Mr Balakrishnan confirmed that Singapore was paying for the North Korean delegation’s stay, describing it as “hospitality that we would have offered”.
What has North Korea said?
Highly unusually, North Korea’s state-run media are already reporting on Mr Kim’s trip to Singapore to meet Mr Trump. As a rule, they would only report on the leader’s movements after the event.
An editorial in Rodong Sinmun confirmed that Mr Kim had travelled to Singapore to meet Mr Trump and that “we will establish a new relationship to meet the changing demands of the new era”.
It continues: “Even if a country had a hostile relationship with us in the past, our attitude is that if this nation respects our autonomy… we shall seek normalisation through dialogue.”
Why North Korea’s comments matter
Analysis: Laura Bicker, BBC News, Singapore
For decades the US has been a sworn enemy. There are even anti-American museums in Pyongyang.
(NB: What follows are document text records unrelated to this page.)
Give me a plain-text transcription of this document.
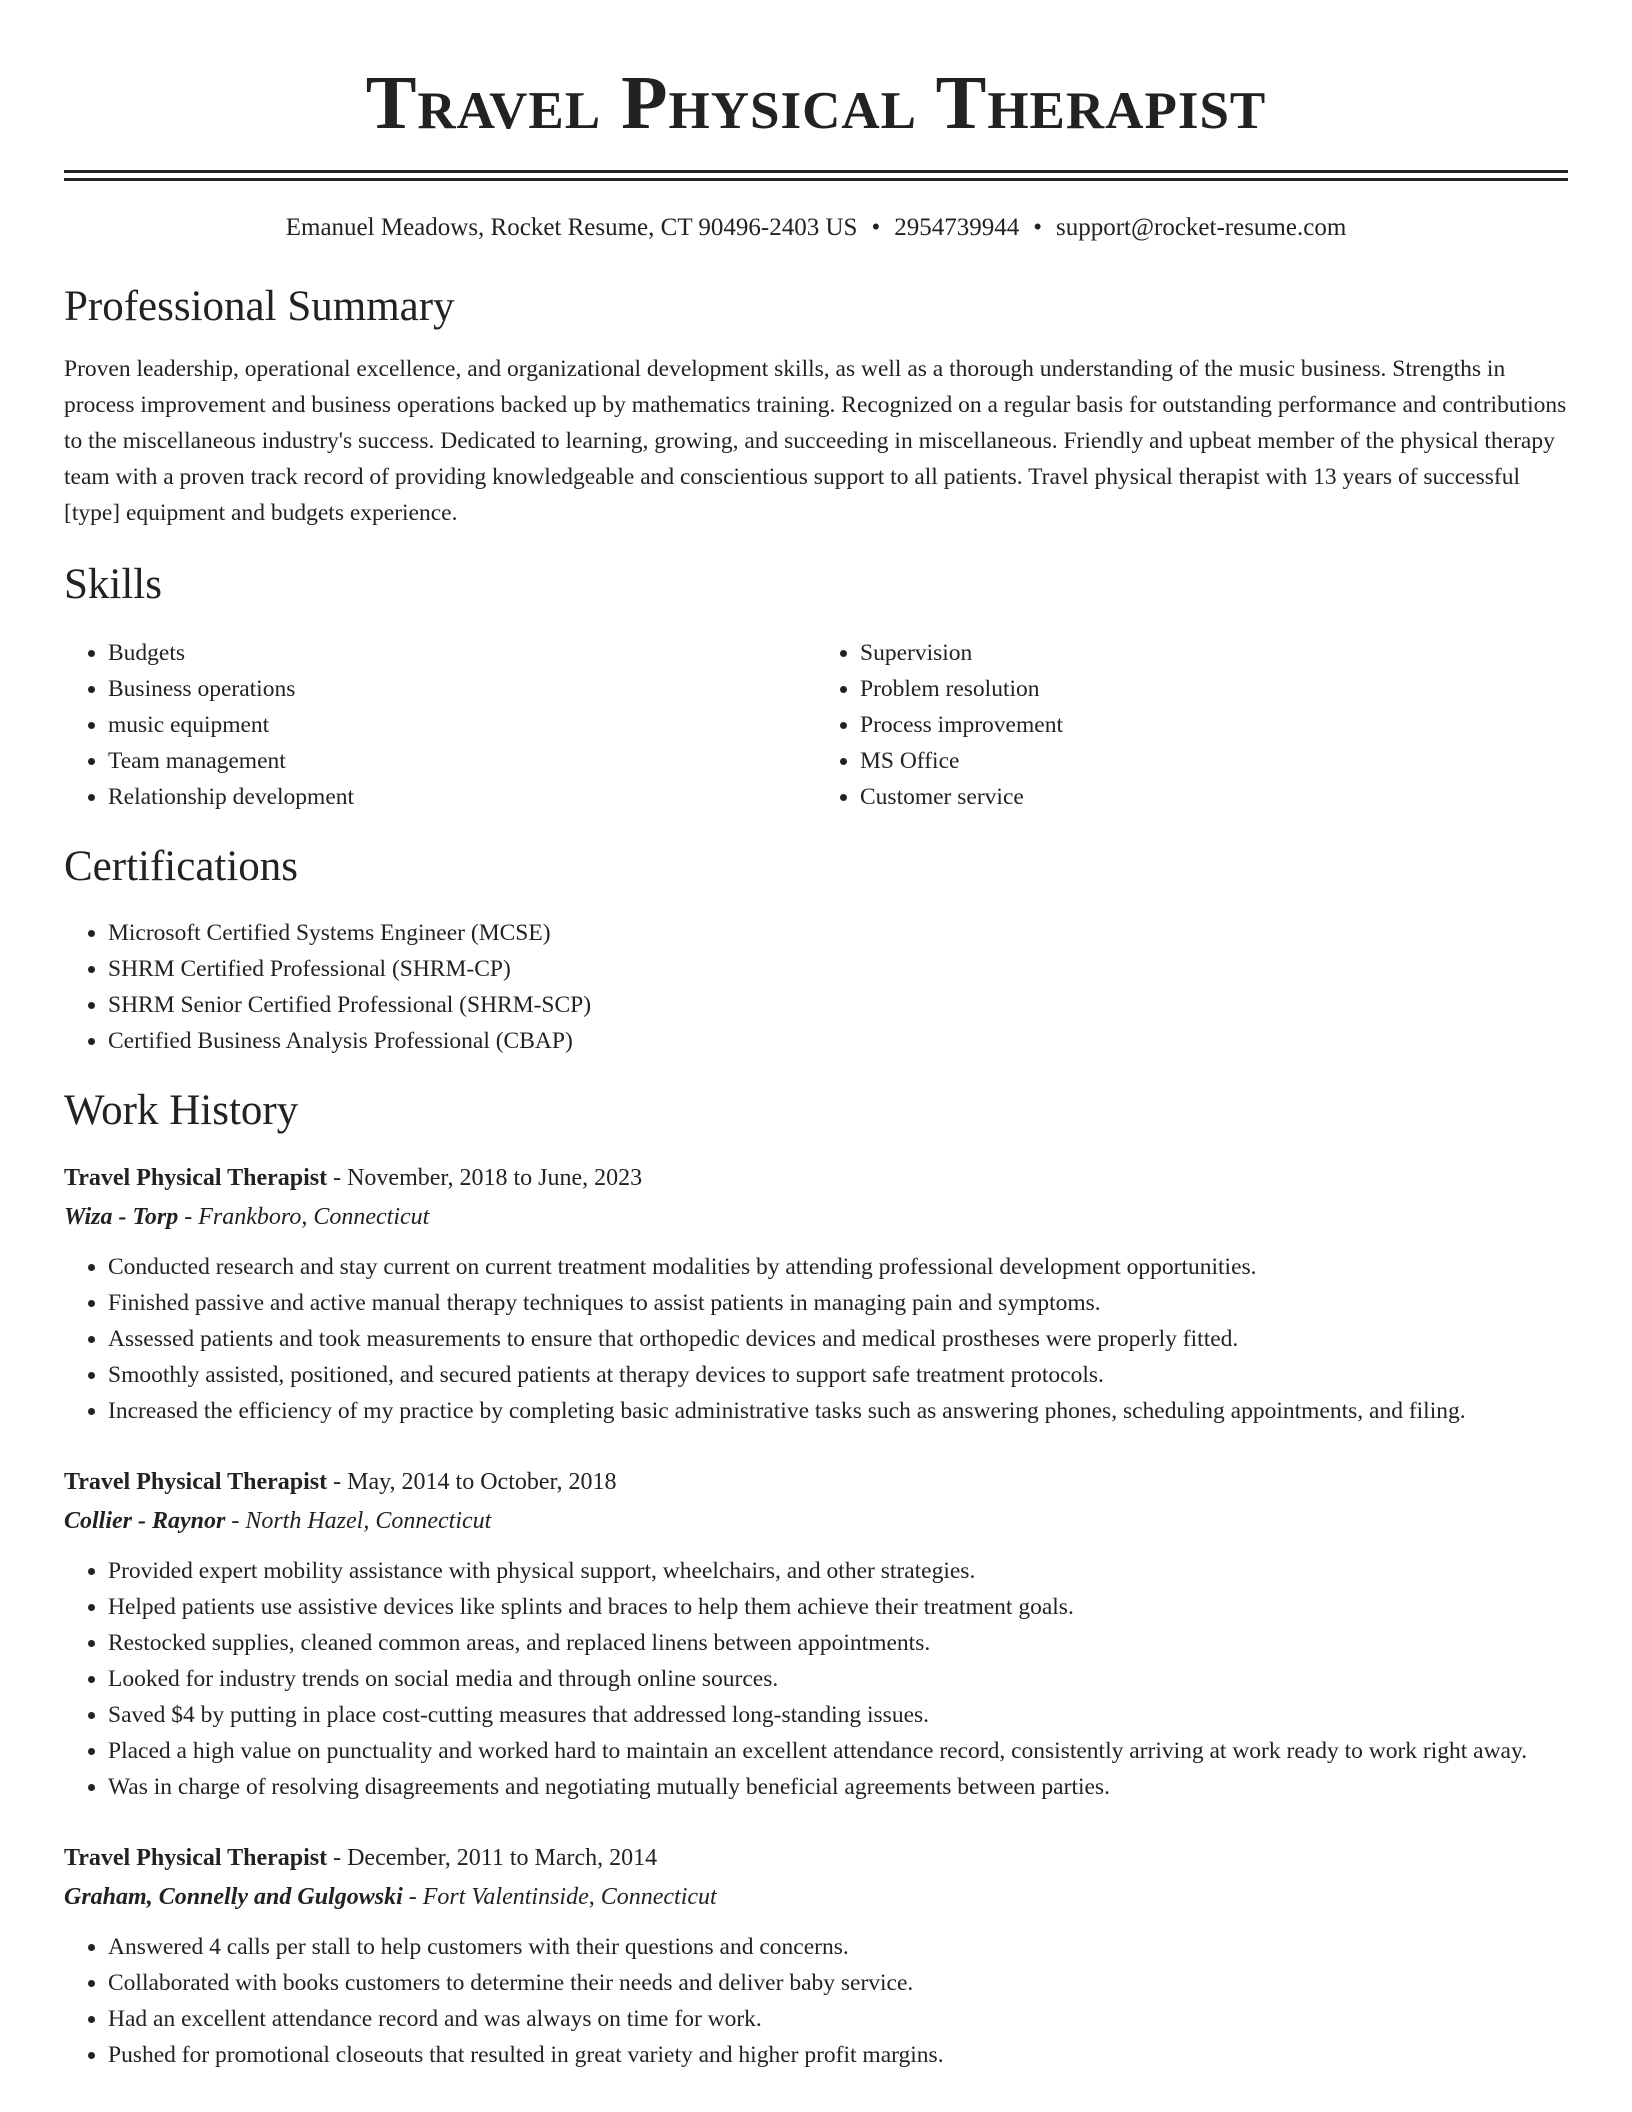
Travel Physical Therapist
Emanuel Meadows, Rocket Resume, CT 90496-2403 US • 2954739944 • support@rocket-resume.com
Professional Summary

Proven leadership, operational excellence, and organizational development skills, as well as a thorough understanding of the music business. Strengths in process improvement and business operations backed up by mathematics training. Recognized on a regular basis for outstanding performance and contributions to the miscellaneous industry's success. Dedicated to learning, growing, and succeeding in miscellaneous. Friendly and upbeat member of the physical therapy team with a proven track record of providing knowledgeable and conscientious support to all patients. Travel physical therapist with 13 years of successful [type] equipment and budgets experience.

Skills
• Budgets
• Business operations
• music equipment
• Team management
• Relationship development
• Supervision
• Problem resolution
• Process improvement
• MS Office
• Customer service
Certifications
• Microsoft Certified Systems Engineer (MCSE)
• SHRM Certified Professional (SHRM-CP)
• SHRM Senior Certified Professional (SHRM-SCP)
• Certified Business Analysis Professional (CBAP)
Work History
Travel Physical Therapist - November, 2018 to June, 2023
Wiza - Torp - Frankboro, Connecticut
• Conducted research and stay current on current treatment modalities by attending professional development opportunities.
• Finished passive and active manual therapy techniques to assist patients in managing pain and symptoms.
• Assessed patients and took measurements to ensure that orthopedic devices and medical prostheses were properly fitted.
• Smoothly assisted, positioned, and secured patients at therapy devices to support safe treatment protocols.
• Increased the efficiency of my practice by completing basic administrative tasks such as answering phones, scheduling appointments, and filing.
Travel Physical Therapist - May, 2014 to October, 2018
Collier - Raynor - North Hazel, Connecticut
• Provided expert mobility assistance with physical support, wheelchairs, and other strategies.
• Helped patients use assistive devices like splints and braces to help them achieve their treatment goals.
• Restocked supplies, cleaned common areas, and replaced linens between appointments.
• Looked for industry trends on social media and through online sources.
• Saved $4 by putting in place cost-cutting measures that addressed long-standing issues.
• Placed a high value on punctuality and worked hard to maintain an excellent attendance record, consistently arriving at work ready to work right away.
• Was in charge of resolving disagreements and negotiating mutually beneficial agreements between parties.
Travel Physical Therapist - December, 2011 to March, 2014
Graham, Connelly and Gulgowski - Fort Valentinside, Connecticut
• Answered 4 calls per stall to help customers with their questions and concerns.
• Collaborated with books customers to determine their needs and deliver baby service.
• Had an excellent attendance record and was always on time for work.
• Pushed for promotional closeouts that resulted in great variety and higher profit margins.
But the state is now trying to sell the idea of talking to what it once described as “the incarnation of all sorts of evil, the empire of devils”. And that was some of its milder language.
So let’s examine a couple of key phrases from Rodong Sinmun.
In the English version, the summit is sold as a chance to realise “the denuclearisation of the Korean peninsula and other issues of mutual concern, as required by the changed era”.
It’s the “changed era” that is important. North Korea has spent decades building up a nuclear arsenal at great cost. Kim Jong-un needs to tell his people why he’s willing to negotiate.
His New Year speech – the one that kick-started this diplomatic process – was all about North Korea’s strategy of building the economy having achieved the goal of becoming a nuclear power. This has echoes of that.
These pages in the paper are significant because they pave the way for a possible change in the state’s message and it helps those watching argue that this time with North Korea, things could be different.
How did we get here?
The two leaders have had an extraordinary up-and-down relationship over the past 18 months.
Mr Trump’s first year in office was marked by bitter exchanges between himself and Mr Kim – as North Korea conducted several ballistic missile tests in defiance of the international community.
The US president successfully sought to tighten UN sanctions on the North, and to get its traditional ally, China, to go along. He also famously vowed to unleash “fire and fury” if Pyongyang kept threatening the US. Mr Kim has called him “mentally deranged” and a “dotard”.
A defiant North Korea carried out its sixth nuclear test in September 2017. Soon after, Mr Kim declared that his country had achieved its mission of becoming a nuclear state, with missiles that could reach the US.
In early 2018, a remarkable turnaround in the relationship occurred. It started with significant diplomatic overtures from North Korea towards South Korea during the Winter Olympics. In March, Mr Trump shocked the world by accepting an invitation from Mr Kim to meet in person.
What do both sides want?
Denuclearisation has been the central issue in the run-up to the talks. The US wants North Korea to give up its nuclear weapons, but North Korea is widely expected to resist that and it is unclear what it might ask for in return.
Mr Kim has also said he wants to focus on building the North Korean economy – and thus wants sanctions relief and international investment. The question is what concessions he is willing to make, and whether he will stick to any promises made.
Still, the US is not necessarily expecting to get a final deal in Singapore. President Trump has described it as a “get-to-know-you situation” and said “it’s going to be a process”.